How do I view agent status events in QRadar?
The Status Server is responsible for forwarding messages related to Agent status to QRadar. These LEEF messages can be easily viewed from the QRadar user interface from the WinCollect agent list using the Show Events button. These events are written in the C:\Program Files\IBM\WinCollect\logs\WinCollect_Device.log on the WinCollect agent and are also sent to the QRadar appliance as a LEEF syslog message.

Procedure
  1. Log in to QRadar as an admin user.
  2. Click the Admin tab.
  3. Click the WinCollect icon.
  4. Select a WinCollect agent from the agent list.
  5. Click the Show Events icon.

    Fig 5: The Log Activity tab is opened to show agent specific status events.
     
  6. If you do not see any events, this could indicate that you did not include a Status Server address when you installed WinCollect or there is an issue with the WinCollectSvc.exe on the Windows host. The LEEF events are only generated by WinCollect agents that were installed with a Status Server address for forwarding agent messages.

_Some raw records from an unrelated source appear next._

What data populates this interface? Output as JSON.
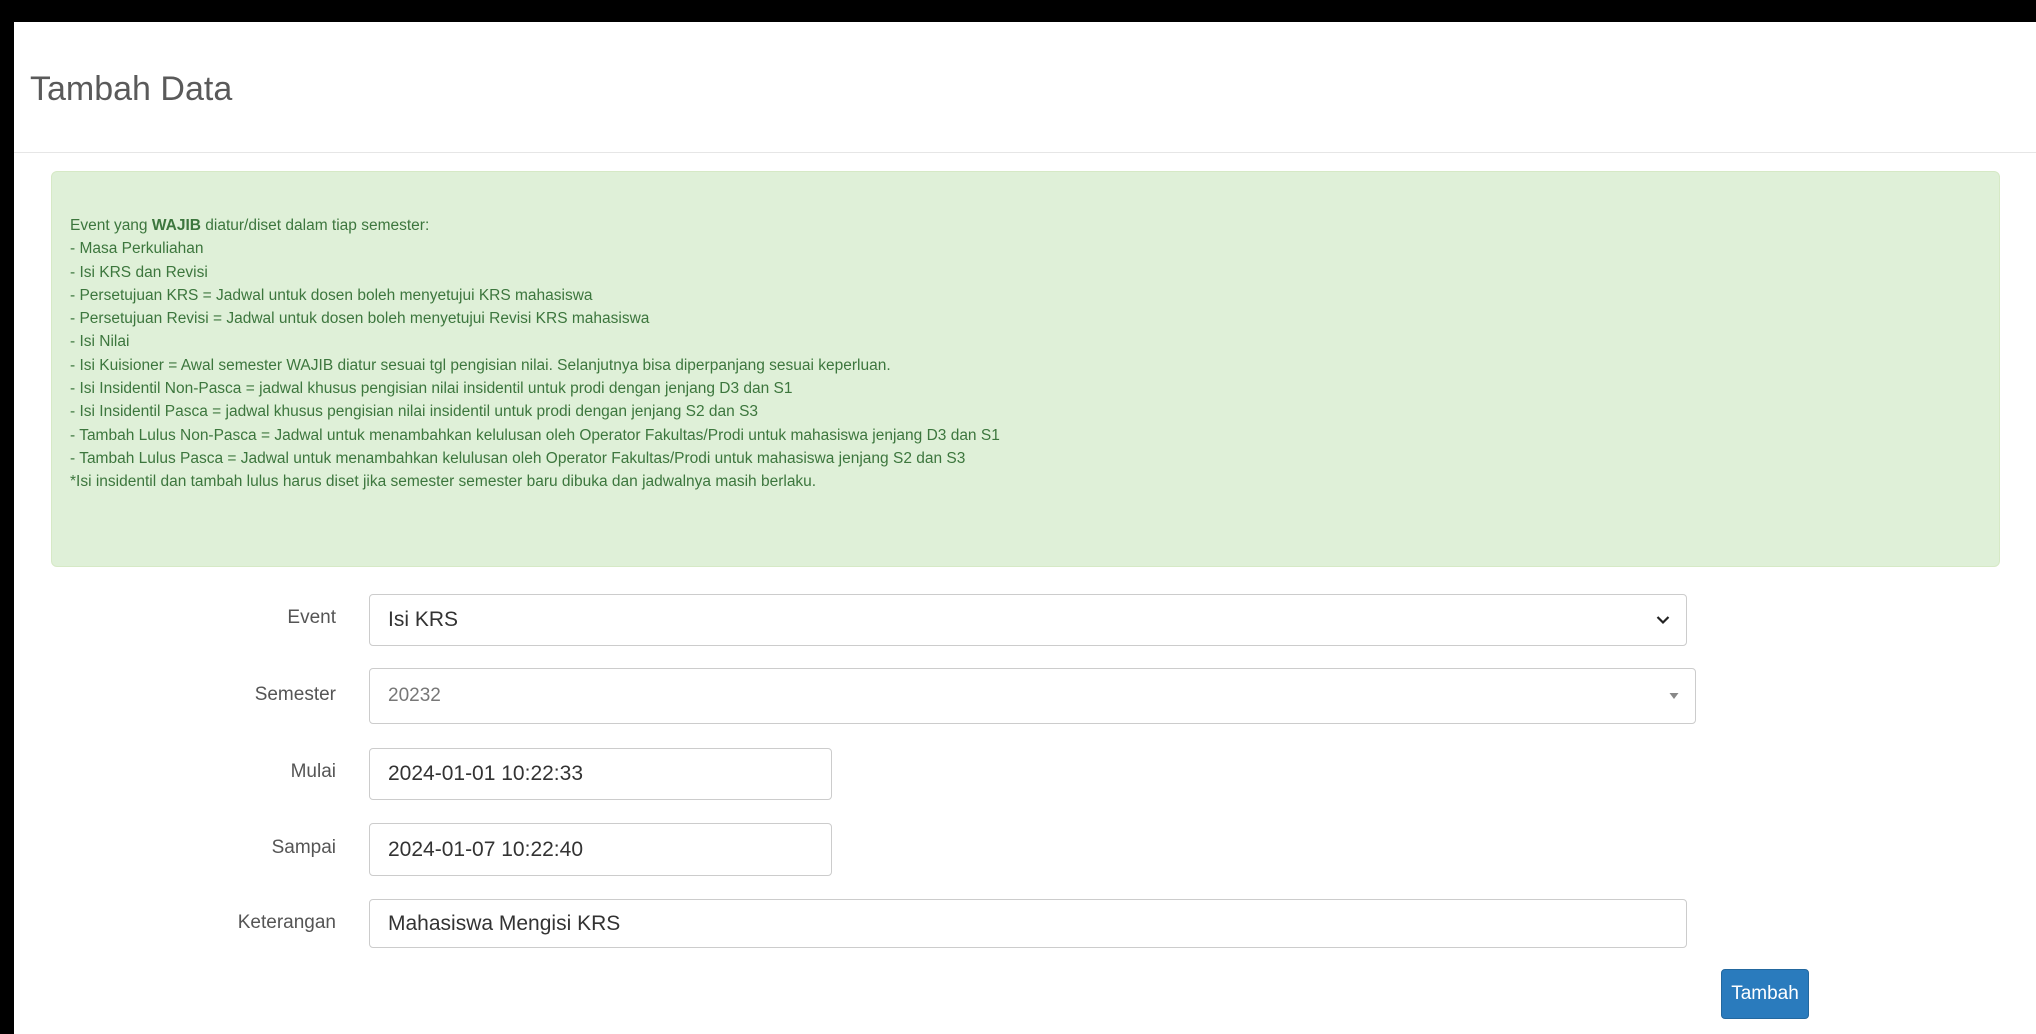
{
  "header": {
    "title": "Tambah Data"
  },
  "alert": {
    "intro_prefix": "Event yang ",
    "intro_bold": "WAJIB",
    "intro_suffix": " diatur/diset dalam tiap semester:",
    "lines": [
      "- Masa Perkuliahan",
      "- Isi KRS dan Revisi",
      "- Persetujuan KRS = Jadwal untuk dosen boleh menyetujui KRS mahasiswa",
      "- Persetujuan Revisi = Jadwal untuk dosen boleh menyetujui Revisi KRS mahasiswa",
      "- Isi Nilai",
      "- Isi Kuisioner = Awal semester WAJIB diatur sesuai tgl pengisian nilai. Selanjutnya bisa diperpanjang sesuai keperluan.",
      "- Isi Insidentil Non-Pasca = jadwal khusus pengisian nilai insidentil untuk prodi dengan jenjang D3 dan S1",
      "- Isi Insidentil Pasca = jadwal khusus pengisian nilai insidentil untuk prodi dengan jenjang S2 dan S3",
      "- Tambah Lulus Non-Pasca = Jadwal untuk menambahkan kelulusan oleh Operator Fakultas/Prodi untuk mahasiswa jenjang D3 dan S1",
      "- Tambah Lulus Pasca = Jadwal untuk menambahkan kelulusan oleh Operator Fakultas/Prodi untuk mahasiswa jenjang S2 dan S3",
      "*Isi insidentil dan tambah lulus harus diset jika semester semester baru dibuka dan jadwalnya masih berlaku."
    ]
  },
  "form": {
    "event": {
      "label": "Event",
      "value": "Isi KRS",
      "icon": "chevron-down-icon"
    },
    "semester": {
      "label": "Semester",
      "value": "20232",
      "icon": "caret-down-icon"
    },
    "mulai": {
      "label": "Mulai",
      "value": "2024-01-01 10:22:33"
    },
    "sampai": {
      "label": "Sampai",
      "value": "2024-01-07 10:22:40"
    },
    "keterangan": {
      "label": "Keterangan",
      "value": "Mahasiswa Mengisi KRS"
    },
    "submit_label": "Tambah"
  },
  "colors": {
    "alert_bg": "#dff0d8",
    "alert_text": "#3c763d",
    "button_bg": "#2a7bbd"
  }
}
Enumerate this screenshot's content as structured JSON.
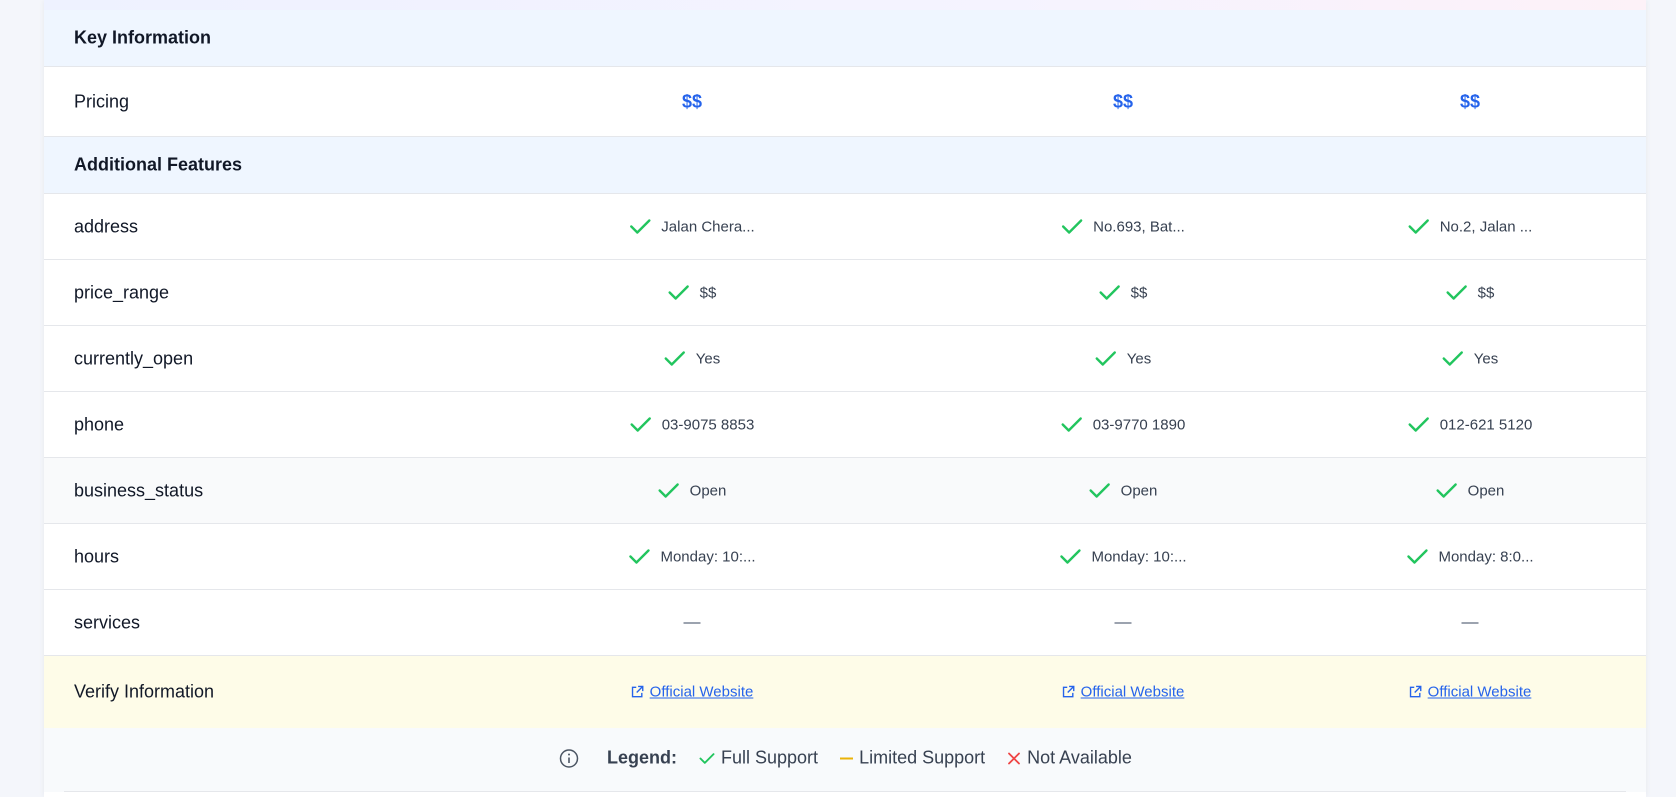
{
  "sections": {
    "key_information": "Key Information",
    "additional_features": "Additional Features"
  },
  "pricing": {
    "label": "Pricing",
    "values": [
      "$$",
      "$$",
      "$$"
    ]
  },
  "features": [
    {
      "label": "address",
      "status": "full",
      "values": [
        "Jalan Chera...",
        "No.693, Bat...",
        "No.2, Jalan ..."
      ]
    },
    {
      "label": "price_range",
      "status": "full",
      "values": [
        "$$",
        "$$",
        "$$"
      ]
    },
    {
      "label": "currently_open",
      "status": "full",
      "values": [
        "Yes",
        "Yes",
        "Yes"
      ]
    },
    {
      "label": "phone",
      "status": "full",
      "values": [
        "03-9075 8853",
        "03-9770 1890",
        "012-621 5120"
      ]
    },
    {
      "label": "business_status",
      "status": "full",
      "values": [
        "Open",
        "Open",
        "Open"
      ]
    },
    {
      "label": "hours",
      "status": "full",
      "values": [
        "Monday: 10:...",
        "Monday: 10:...",
        "Monday: 8:0..."
      ]
    },
    {
      "label": "services",
      "status": "none",
      "values": [
        "",
        "",
        ""
      ]
    }
  ],
  "verify": {
    "label": "Verify Information",
    "links": [
      "Official Website",
      "Official Website",
      "Official Website"
    ]
  },
  "legend": {
    "title": "Legend:",
    "full": "Full Support",
    "limited": "Limited Support",
    "none": "Not Available"
  },
  "colors": {
    "accent": "#2563eb",
    "check": "#22c55e",
    "limited": "#eab308",
    "not_available": "#ef4444",
    "section_bg": "#eff6ff",
    "verify_bg": "#fefce8"
  },
  "icons": {
    "check": "check-icon",
    "dash": "dash-icon",
    "external_link": "external-link-icon",
    "info": "info-icon",
    "cross": "x-icon"
  }
}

How do I view agent status events from the WinCollect agent?
The administrator can also review the WinCollect_Device.log to view warning messages. For example:

WARN  Device.WindowsLog.EventLog.IP Address.Security.Read : Reopening event log due to falling too far behind (approx 337133 logs skipped). Incoming EPS r.avg/max = 77.91/226.00. Approx EPS possible with current tuning = 40.00 

How do I tune my log source in the QRadar user interface?


Log source tuning is done on a per log source basis. When an administrator is tuning log sources that remotely poll, they should ensure that they do not exceed 2,500 EPS on the agent. A locally installed WinCollect agent can support up to 5,000 EPS when collecting from a high event rate server, such as a domain controller.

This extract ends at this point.